3. Disruption has come to food and beverage, too
At the session called “Outside of the Box: F&B trends in Lifestyle Hotels,” panelists came up with old rules vs. new rules, as follows:
- Old Rule 1: Hotels are restaurant-centric.
- New Rule 1: Hotels are bar-centric, places where consumers can network and enjoy creative cocktails and craft beers.
- Old Rule 2: The restaurant and bar are in separate rooms.
- New Rule 2: There are no boundaries as to where any public space ends. The lobby might flow into a bar or a restaurant.
- Old Rule 3: Hotels are late adopters of f&b trends.
- New Rule 3: Hotels are becoming early adopters, although they have to be careful because it’s harder to change the culture of a hotel brand than that of a restaurant.
- Old Rule 4: Food is brought to the room or to a restaurant table.
- New Rule 4: Guests are mobile, hitting the grab-and-go to get food for the room or for the plane ride.
- Old Rule 5: Meals are about menus.
- New Rule 5: It’s all about snacking, grazing, and sampling – social dining that caters to specific diets.

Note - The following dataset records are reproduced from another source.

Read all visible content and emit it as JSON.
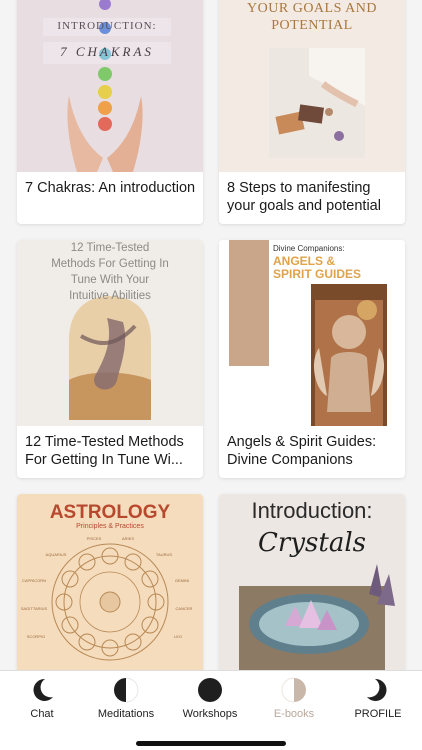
{
  "books": [
    {
      "cover_lines": [
        "INTRODUCTION:",
        "7 CHAKRAS"
      ],
      "caption": "7 Chakras: An introduction"
    },
    {
      "cover_lines": [
        "YOUR GOALS AND",
        "POTENTIAL"
      ],
      "caption": "8 Steps to manifesting your goals and potential"
    },
    {
      "cover_lines": [
        "12 Time-Tested",
        "Methods For Getting In",
        "Tune With Your",
        "Intuitive Abilities"
      ],
      "caption": "12 Time-Tested Methods For Getting In Tune Wi..."
    },
    {
      "cover_lines": [
        "Divine Companions:",
        "ANGELS &",
        "SPIRIT GUIDES"
      ],
      "caption": "Angels & Spirit Guides: Divine Companions"
    },
    {
      "cover_lines": [
        "ASTROLOGY",
        "Principles & Practices"
      ],
      "zodiac_labels": [
        "PISCES",
        "ARIES",
        "TAURUS",
        "GEMINI",
        "CANCER",
        "LEO",
        "SCORPIO",
        "SAGITTARIUS",
        "CAPRICORN",
        "AQUARIUS"
      ],
      "caption": ""
    },
    {
      "cover_lines": [
        "Introduction:",
        "Crystals"
      ],
      "caption": ""
    }
  ],
  "tabs": [
    {
      "label": "Chat",
      "icon": "crescent-moon-icon",
      "active": false
    },
    {
      "label": "Meditations",
      "icon": "half-moon-icon",
      "active": false
    },
    {
      "label": "Workshops",
      "icon": "full-moon-icon",
      "active": false
    },
    {
      "label": "E-books",
      "icon": "half-moon-active-icon",
      "active": true
    },
    {
      "label": "PROFILE",
      "icon": "crescent-moon-right-icon",
      "active": false
    }
  ],
  "colors": {
    "accent_active": "#b8a89c",
    "text": "#1b1b1b",
    "astrology_red": "#b8482e",
    "angels_gold": "#e0a24a"
  }
}
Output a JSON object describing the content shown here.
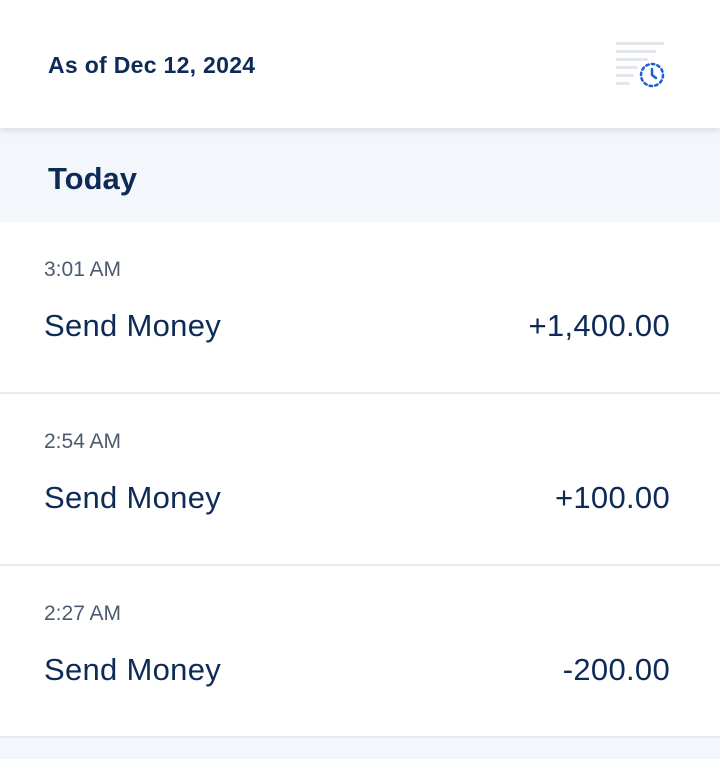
{
  "header": {
    "as_of": "As of Dec 12, 2024",
    "history_icon": "transaction-history-clock-icon",
    "icon_color": "#1a5fd6"
  },
  "section": {
    "title": "Today"
  },
  "transactions": [
    {
      "time": "3:01 AM",
      "name": "Send Money",
      "amount": "+1,400.00"
    },
    {
      "time": "2:54 AM",
      "name": "Send Money",
      "amount": "+100.00"
    },
    {
      "time": "2:27 AM",
      "name": "Send Money",
      "amount": "-200.00"
    }
  ],
  "colors": {
    "text_primary": "#0e2a57",
    "text_secondary": "#4d5b70",
    "section_background": "#f3f7fc"
  }
}
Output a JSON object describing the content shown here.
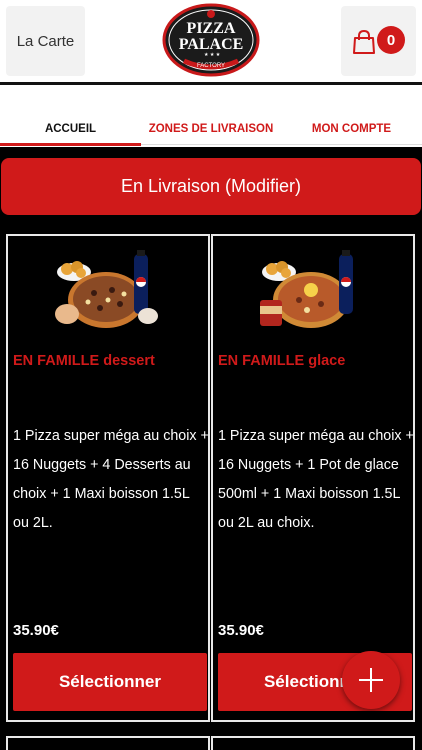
{
  "header": {
    "menu_label": "La Carte",
    "logo": {
      "line1": "PIZZA",
      "line2": "PALACE",
      "line3": "FACTORY"
    },
    "cart_count": "0"
  },
  "tabs": [
    {
      "label": "ACCUEIL",
      "active": true
    },
    {
      "label": "ZONES DE LIVRAISON",
      "active": false
    },
    {
      "label": "MON COMPTE",
      "active": false
    }
  ],
  "delivery": {
    "label": "En Livraison (Modifier)"
  },
  "products": [
    {
      "title": "EN FAMILLE dessert",
      "description": "1 Pizza super méga au choix + 16 Nuggets + 4 Desserts au choix + 1 Maxi boisson 1.5L ou 2L.",
      "price": "35.90€",
      "button_label": "Sélectionner"
    },
    {
      "title": "EN FAMILLE glace",
      "description": "1 Pizza super méga au choix + 16 Nuggets + 1 Pot de glace 500ml + 1 Maxi boisson 1.5L ou 2L au choix.",
      "price": "35.90€",
      "button_label": "Sélectionner"
    }
  ],
  "colors": {
    "brand_red": "#d01a1a",
    "background": "#000000"
  },
  "icons": {
    "cart": "shopping-bag-icon",
    "fab": "plus-icon"
  }
}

Wolfgang Lindlbauer, Marriott’s chief discipline leader for global operations, said the hotel company has been offering up to $50,000 to entrepreneurs in certain markets to develop restaurant concepts at Marriott properties—and the competition has been intense. One result: One London Marriott opened a pop-up bar and dinner “joint” on the roof called RoofNic (roof and picnic) that has been a huge success, with eight-hour lines.
4. Disruption’s next stop: meetings
Dan Berger, CEO of meetings-software developer Social Tables, said:
- The industry’s current processes will be obliterated as event logistics become automated, and event apps disappear, along with paper money, at events.
- Events will be crowdfunded and content will be crowdsourced.
- Instead of content, workshops for exchanging knowledge will be the key component.
- Attendees will meet the right people and no business cards will be exchanged.
- And despite all those f&b trends, f&b will be replaced by more efficient supplements or synthetic alternatives.
5. The good and the bad for travel agents
Yesawich said the “sense of wanderlust among millennials is exponentially greater than the other three generations.”
Moreover, the two groups that have seen the biggest increase in the use of agents have been the affluent and Millennials—two groups that “perceive a value in paying for their time.”